In 1998, she began dating her childhood friend Joseph Robinette "Beau" Biden III, who worked as a federal prosecutor in the United States Attorney's Office for the Eastern District of Pennsylvania. The two became engaged during a family Thanksgiving celebration in Nantucket. They married in 2002. They had two children, Natalie Naomi Biden (b. 2004) and Robert Hunter Biden II (b. 2006). The family lived in Wilmington while Beau served as Attorney General of Delaware.

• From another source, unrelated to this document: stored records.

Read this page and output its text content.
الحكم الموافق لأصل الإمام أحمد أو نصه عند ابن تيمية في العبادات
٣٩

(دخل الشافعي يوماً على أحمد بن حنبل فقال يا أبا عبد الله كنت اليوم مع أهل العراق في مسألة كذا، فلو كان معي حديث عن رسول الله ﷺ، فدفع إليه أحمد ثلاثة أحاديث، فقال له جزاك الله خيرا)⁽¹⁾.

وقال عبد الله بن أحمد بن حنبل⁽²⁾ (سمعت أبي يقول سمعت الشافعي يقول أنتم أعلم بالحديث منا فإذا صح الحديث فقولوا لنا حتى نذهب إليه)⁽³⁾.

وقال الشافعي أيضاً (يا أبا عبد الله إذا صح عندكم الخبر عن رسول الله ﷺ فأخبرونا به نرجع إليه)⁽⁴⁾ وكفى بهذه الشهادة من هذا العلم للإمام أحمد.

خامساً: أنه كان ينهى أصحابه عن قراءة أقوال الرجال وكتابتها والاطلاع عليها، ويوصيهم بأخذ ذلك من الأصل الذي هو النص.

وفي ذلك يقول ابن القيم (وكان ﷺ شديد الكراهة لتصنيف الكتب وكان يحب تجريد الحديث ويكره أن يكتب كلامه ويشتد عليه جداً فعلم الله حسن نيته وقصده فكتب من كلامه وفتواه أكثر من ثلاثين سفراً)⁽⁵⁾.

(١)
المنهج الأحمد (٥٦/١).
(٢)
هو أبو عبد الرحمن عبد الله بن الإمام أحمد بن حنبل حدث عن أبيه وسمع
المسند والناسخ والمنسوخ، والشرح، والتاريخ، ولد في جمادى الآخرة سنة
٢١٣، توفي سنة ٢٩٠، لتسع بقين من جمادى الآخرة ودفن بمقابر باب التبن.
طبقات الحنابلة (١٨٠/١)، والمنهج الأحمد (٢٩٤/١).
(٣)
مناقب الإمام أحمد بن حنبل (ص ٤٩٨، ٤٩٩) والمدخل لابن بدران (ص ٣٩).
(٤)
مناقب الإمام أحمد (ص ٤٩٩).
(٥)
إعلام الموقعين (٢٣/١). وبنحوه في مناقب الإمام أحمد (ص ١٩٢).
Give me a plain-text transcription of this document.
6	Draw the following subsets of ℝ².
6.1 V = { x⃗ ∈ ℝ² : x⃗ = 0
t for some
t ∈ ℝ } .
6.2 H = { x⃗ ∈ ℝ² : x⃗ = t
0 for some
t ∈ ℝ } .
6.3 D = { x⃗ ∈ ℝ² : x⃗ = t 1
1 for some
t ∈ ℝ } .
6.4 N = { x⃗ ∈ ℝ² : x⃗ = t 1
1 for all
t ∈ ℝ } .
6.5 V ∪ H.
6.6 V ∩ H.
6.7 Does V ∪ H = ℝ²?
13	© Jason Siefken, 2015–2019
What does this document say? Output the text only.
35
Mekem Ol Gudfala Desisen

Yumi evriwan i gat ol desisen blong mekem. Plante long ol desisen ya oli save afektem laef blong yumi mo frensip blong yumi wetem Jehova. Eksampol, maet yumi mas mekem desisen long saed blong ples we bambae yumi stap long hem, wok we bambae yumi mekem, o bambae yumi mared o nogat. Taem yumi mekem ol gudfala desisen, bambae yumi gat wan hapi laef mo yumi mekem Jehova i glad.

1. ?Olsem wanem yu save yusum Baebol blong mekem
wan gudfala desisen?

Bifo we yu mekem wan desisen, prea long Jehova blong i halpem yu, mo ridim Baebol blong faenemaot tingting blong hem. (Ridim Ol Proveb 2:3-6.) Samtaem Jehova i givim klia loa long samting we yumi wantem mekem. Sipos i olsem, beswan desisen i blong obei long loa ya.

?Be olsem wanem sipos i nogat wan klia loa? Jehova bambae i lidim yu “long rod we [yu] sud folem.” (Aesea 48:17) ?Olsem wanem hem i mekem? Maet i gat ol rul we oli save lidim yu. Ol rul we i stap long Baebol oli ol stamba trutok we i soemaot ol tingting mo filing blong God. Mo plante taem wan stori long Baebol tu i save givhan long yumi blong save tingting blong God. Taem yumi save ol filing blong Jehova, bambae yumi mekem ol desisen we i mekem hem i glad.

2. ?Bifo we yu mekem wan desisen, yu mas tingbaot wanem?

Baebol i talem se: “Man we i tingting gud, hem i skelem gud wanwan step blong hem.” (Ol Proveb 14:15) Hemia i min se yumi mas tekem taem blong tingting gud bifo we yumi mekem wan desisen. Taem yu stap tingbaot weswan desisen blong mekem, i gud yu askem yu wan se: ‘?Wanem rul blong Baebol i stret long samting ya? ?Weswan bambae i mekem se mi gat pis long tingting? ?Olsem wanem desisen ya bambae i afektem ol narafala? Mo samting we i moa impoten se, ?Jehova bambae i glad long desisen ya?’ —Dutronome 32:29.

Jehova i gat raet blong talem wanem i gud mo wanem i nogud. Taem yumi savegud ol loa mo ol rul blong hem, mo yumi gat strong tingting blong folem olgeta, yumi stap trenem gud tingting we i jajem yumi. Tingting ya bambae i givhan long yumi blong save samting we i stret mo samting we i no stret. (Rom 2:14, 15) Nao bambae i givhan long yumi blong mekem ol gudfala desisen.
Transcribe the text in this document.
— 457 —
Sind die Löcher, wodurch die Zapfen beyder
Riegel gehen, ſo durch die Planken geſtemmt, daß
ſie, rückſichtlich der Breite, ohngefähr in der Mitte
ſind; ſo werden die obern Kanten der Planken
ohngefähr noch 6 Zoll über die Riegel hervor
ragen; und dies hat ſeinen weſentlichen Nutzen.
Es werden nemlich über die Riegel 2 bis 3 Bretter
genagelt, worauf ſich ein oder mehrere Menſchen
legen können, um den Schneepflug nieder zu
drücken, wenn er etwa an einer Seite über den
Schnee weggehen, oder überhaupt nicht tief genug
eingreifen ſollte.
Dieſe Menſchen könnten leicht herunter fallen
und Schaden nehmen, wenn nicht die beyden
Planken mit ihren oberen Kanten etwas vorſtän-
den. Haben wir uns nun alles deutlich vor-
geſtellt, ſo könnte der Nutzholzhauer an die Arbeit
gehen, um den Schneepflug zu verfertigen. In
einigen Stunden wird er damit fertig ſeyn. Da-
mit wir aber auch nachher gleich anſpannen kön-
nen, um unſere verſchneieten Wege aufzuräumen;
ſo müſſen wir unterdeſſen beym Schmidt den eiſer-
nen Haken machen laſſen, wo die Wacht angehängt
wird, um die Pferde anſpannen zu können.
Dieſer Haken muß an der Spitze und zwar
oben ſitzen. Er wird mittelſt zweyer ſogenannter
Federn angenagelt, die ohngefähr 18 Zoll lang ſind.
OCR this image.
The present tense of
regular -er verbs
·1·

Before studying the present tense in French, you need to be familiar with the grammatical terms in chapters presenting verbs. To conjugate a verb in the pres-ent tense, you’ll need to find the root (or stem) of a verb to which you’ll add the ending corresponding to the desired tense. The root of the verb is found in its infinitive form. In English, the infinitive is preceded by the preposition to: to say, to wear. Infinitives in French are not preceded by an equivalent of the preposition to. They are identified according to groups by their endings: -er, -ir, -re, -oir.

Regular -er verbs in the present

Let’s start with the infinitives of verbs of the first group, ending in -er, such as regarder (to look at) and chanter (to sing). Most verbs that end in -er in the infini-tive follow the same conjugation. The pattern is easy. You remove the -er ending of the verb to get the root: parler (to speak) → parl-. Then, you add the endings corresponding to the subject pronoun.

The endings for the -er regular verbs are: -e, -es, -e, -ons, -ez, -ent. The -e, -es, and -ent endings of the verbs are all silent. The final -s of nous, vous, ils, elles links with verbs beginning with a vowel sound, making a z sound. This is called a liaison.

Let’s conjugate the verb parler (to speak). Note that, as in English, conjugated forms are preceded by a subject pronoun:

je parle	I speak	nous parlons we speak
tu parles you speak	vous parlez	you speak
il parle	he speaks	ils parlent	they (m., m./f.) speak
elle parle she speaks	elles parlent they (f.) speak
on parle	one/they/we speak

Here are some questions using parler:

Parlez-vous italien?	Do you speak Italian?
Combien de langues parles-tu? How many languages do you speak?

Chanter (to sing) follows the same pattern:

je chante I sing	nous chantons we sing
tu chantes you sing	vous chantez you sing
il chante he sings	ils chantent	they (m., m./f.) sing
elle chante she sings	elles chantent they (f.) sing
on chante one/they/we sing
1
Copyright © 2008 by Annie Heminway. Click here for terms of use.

Beau Biden died of brain cancer in 2015. Biden maintained a close relationship with other members of the Biden family after her husband's death, encouraging her father-in-law to run in the 2016 presidential election, consulting him before the launch of his 2020 presidential campaign and attending mass with the family at St. Joseph on the Brandywine.

In 2016, she began a relationship with her brother-in-law, Hunter Biden, who was in the process of separating from his wife, Kathleen Buhle. She and Hunter moved to Annapolis, Maryland, with her children. They ended their relationship in 2019. In March 2019, The Key School sued Biden, saying she had failed to pay $55,740 in tuition for her two children for the 2018–19 school year. The suit was settled in October 2019. In 2024, she married John Hopkins Anning.